Finding the prime factor of a Long number using Java.

Question

public class prime
{
   public static void main(String[] args)
    {
     long thing = 600851475143L;
     for(long i = 300425737571L ; i == 0 ; i-- ){
     if (thing % i == 0)
     {
       long answer = i;
       System.out.println(answer);
       break;
     }
     }

    }

}

This is the code I currently have, however I have been running it in DrJava for a few minutes and it has returned no results. I'm guessing there are roughly a million ways my code can be optimised though ; would anyone be able to give me some tips ?

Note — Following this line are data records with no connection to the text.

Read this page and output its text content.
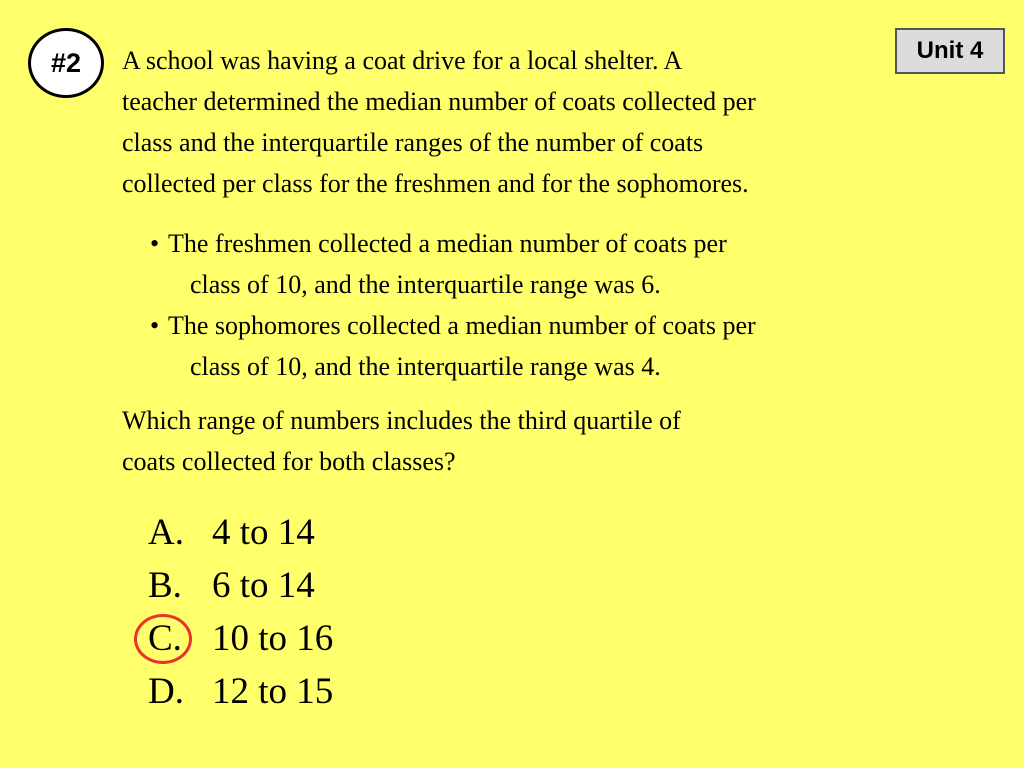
#2	Unit 4

A school was having a coat drive for a local shelter. A
teacher determined the median number of coats collected per
class and the interquartile ranges of the number of coats
collected per class for the freshmen and for the sophomores.

• The freshmen collected a median number of coats per
class of 10, and the interquartile range was 6.
• The sophomores collected a median number of coats per
class of 10, and the interquartile range was 4.

Which range of numbers includes the third quartile of
coats collected for both classes?

A. 4 to 14
B. 6 to 14
C. 10 to 16
D. 12 to 15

Trying to work through a few programming problems today and this one is causing me some trouble.

Thanks a lot :)

Answer 1

No, it's terminating right away, since

i == 0

will not hold on the first iteration.

You probably wanted to write something like this:

public class Test {
    public static void main(String[] args) {
        long thing = 600851475143L;
        for (long i = 16857 /* 300425737571L */; i > 0; i--) {
            if (thing % i == 0) {
                long answer = i;

                // Print the largest prime factor, then break loop (and quit)
                System.out.println(answer);
                break;
            }
        }
    }
}

This naive factorization method however is extremely inefficient. Since the factorization of 600851475143 is 71 * 839 * 1471 * 6857 you would have to iterate from 300425737571 to 6857 and do a modulo each time. There are many, not that complicated methods that would solve factorization for longs in an instant.

Answer 2

For calculating prime factors on not extremely big values, it would be much more efficient to generate primes up to square root of "thing", and then try them one by one.

Primes generation may be done:

• either with Sieve of Eratosthenes algorithm (see http://en.wikipedia.org/wiki/Sieve_of_Eratosthenes)
• or with trial division algorithm (http://en.wikipedia.org/wiki/Trial_division)

Answer 3

You only need iterate down to sqrt(thing), though.

And in general it's going to be quicker to iterate starting from 2, since half the numbers will have a factor of two (and 1/3 a factor of 3 etc.

You're also breaking only on the first factor so will miss any others

 long thing = 600851475143L;
 for(long i = 0; i < 300425737571L ; i++ ){
     if (i * i > thing) {
       break;
     }
     if (thing % i == 0) {
       long answer = i;
       System.out.println(answer);
       break;
     }
 }

• more sophisticated methods are available as aioobe says